Philippines

From Banaue to Sagada - Rice Terraces, Caves and Hanging Coffins

 

March 2–3, 2017

We arrived in Banaue very early in the morning on March 1st. The journey was long and tiring, but the bus was almost empty, so I had the luxury of two seats to myself. Upon arrival, we were greeted by locals and… rain. After paying the 50 pesos tourist tax (approximately 3.5 PLN / 0.7 GBP), we took a jeepney to our overnight stay. Transportation was "free," although they immediately offered to organize tours and transfers—a classic.

We slept in Bogah Homestay. The reviews on Agoda were very good, but we weren't expecting miracles – the northern Philippines is more of a backpacker's paradise. The room was small, with no wardrobe or even a hanger, and the shared bathroom was downstairs, cramped, and not very clean. The views were great, though, and the house is right next to rice terraces. It was about a 20-minute walk to the center of Banaue.
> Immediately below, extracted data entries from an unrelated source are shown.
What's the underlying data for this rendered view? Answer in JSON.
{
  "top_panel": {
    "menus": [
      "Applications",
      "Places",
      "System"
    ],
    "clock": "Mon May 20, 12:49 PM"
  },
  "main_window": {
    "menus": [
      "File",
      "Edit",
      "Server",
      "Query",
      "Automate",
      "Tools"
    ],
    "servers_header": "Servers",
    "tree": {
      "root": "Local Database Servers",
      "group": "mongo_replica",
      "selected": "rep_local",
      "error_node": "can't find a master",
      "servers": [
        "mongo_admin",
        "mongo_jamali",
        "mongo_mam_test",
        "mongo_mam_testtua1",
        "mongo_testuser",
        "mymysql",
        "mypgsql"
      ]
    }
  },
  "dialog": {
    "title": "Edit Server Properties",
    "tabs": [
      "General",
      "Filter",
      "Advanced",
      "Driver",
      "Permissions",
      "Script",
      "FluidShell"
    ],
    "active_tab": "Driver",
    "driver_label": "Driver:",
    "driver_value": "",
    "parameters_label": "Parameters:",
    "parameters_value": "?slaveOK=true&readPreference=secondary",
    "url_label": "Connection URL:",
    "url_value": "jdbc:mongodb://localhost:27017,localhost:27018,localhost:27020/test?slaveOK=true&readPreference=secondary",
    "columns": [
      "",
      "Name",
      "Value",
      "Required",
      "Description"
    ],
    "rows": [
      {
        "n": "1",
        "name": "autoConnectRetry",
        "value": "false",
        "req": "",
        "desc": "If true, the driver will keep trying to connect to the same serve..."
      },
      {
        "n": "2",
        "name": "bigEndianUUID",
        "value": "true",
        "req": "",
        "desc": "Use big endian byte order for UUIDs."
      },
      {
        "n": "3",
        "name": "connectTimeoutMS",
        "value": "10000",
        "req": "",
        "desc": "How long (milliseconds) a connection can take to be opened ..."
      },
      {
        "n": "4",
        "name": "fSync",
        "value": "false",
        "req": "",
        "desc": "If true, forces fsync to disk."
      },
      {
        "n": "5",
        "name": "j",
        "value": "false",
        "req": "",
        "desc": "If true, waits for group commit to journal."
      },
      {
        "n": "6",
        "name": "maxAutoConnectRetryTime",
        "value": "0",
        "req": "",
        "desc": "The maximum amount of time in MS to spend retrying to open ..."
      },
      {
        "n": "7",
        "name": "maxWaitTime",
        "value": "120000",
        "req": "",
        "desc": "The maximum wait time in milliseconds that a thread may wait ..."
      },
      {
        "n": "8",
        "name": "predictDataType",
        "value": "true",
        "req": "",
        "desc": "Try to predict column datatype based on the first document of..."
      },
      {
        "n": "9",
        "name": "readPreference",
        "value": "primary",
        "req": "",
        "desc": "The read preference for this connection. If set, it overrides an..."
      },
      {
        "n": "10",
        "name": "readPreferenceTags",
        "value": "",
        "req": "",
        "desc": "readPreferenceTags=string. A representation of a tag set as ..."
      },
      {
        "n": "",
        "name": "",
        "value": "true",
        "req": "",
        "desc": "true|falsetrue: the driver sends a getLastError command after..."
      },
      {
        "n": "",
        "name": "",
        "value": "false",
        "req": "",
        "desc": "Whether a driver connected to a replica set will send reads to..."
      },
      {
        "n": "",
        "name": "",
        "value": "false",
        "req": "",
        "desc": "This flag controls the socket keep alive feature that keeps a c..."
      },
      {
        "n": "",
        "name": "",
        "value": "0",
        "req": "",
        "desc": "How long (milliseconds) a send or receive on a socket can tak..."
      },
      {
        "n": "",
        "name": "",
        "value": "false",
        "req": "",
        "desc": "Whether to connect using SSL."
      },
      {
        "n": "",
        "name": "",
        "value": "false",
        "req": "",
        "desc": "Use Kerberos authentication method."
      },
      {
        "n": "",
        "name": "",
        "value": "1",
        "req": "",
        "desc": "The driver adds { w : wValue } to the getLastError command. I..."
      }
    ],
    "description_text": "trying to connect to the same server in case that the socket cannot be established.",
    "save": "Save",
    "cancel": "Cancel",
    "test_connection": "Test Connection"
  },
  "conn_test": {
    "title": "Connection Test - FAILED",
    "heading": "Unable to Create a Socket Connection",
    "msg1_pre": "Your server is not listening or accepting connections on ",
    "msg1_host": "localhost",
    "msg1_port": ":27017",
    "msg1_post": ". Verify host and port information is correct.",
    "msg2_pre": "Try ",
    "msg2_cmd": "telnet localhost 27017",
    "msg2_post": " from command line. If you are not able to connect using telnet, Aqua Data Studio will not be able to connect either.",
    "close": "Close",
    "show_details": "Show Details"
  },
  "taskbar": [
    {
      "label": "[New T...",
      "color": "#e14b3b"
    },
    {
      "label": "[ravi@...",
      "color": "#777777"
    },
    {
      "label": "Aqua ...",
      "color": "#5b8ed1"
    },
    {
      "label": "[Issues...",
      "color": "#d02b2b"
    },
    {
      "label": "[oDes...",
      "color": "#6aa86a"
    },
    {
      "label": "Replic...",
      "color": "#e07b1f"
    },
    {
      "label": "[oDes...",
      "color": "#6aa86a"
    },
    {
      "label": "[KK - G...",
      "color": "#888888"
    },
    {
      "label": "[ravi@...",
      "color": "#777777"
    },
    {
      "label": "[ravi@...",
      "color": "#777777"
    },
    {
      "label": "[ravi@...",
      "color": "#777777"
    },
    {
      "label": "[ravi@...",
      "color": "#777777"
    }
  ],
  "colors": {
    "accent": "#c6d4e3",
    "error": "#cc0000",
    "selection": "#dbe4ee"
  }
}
The price wasn't cheap by local standards – 1,100 pesos for a triple room, or about 90 PLN/18 GBP.

We spent the day of our arrival resting and arranging transportation for the next day. The driver's price was absurd; after negotiating, they came down to 5,000 pesos for three people (approximately 350-380 PLN / 70-75 GBP). The package included transportation to Sagada, a guide to Sumaguing Cave, and an Echo Valley tour of the hanging coffins. Still expensive by Philippine standards, especially since admission is free, and a guide to the cave costs around 400 pesos per group. We tried to find something cheaper in town, but it quickly became clear that it's a small town, everyone knows everyone, and the prices are "fixed." Public transportation, a jeepney to Sagada for around 300 pesos each way, was the only option, but it didn't leave until the morning, and there was no guarantee of seats. We wanted to leave early, so we decided against trying.

At 7 a.m., a bus picked us up promptly, not a jeepney, which was a pleasant surprise. It wasn't new, but it had suspension, and on this route, that's a blessing. The nearly 70-kilometer ride takes over two hours—switches, rock slides, and a road that requires a truly skilled driver. Ours also benefited from betel nut berries. There were several scenic stops along the way, and the views were breathtaking.

 The first stop was Sumaguing Cave. You can take the long route from Lumiang Cave, but we chose the shorter option only in Sumaguing. From the entrance, it was incredibly slippery – white rocks like an ice rink, covered in bat droppings, so again I was covered in… you know what. At one point, the guide told me to take off my shoes, and that was the perfect moment – barefoot was more stable and much more enjoyable. There were rope descents, water, adrenaline, and one girl even went straight into the water. I gave up on the next, more extreme section, a vertical wall about 3 meters high. It was still going to be another hour of wading through waist-deep water, and my camera isn't waterproof. It was still great, and the greatest joy came at the end, when I could finally wash my hands.

Our next stop was Echo Valley and the hanging coffins. Theoretically, you could walk there on your own, passing St. Barbara's Church and the cemetery, but we went with a guide. Along the way, you'll see several coffins hidden in a small cave, and after about 10 minutes, you'll reach the main wall. There aren't many, maybe 15. Apparently, there are other areas, but they're off-limits to tourists.

The tradition of hanging coffins is approximately 2,000 years old and is no longer practiced. The last burials reportedly took place in the 1990s. According to local beliefs, the higher the coffin hangs, the closer the deceased's soul is to heaven.

We finished the trip faster than expected. We had lunch in Bontoc on the way back, and we were back in Banaue around 3 p.m. The tour operator did a great job – on time, a decent car, and a friendly guide. It would have been cheaper to do it ourselves, but at least there was no stress or hassle.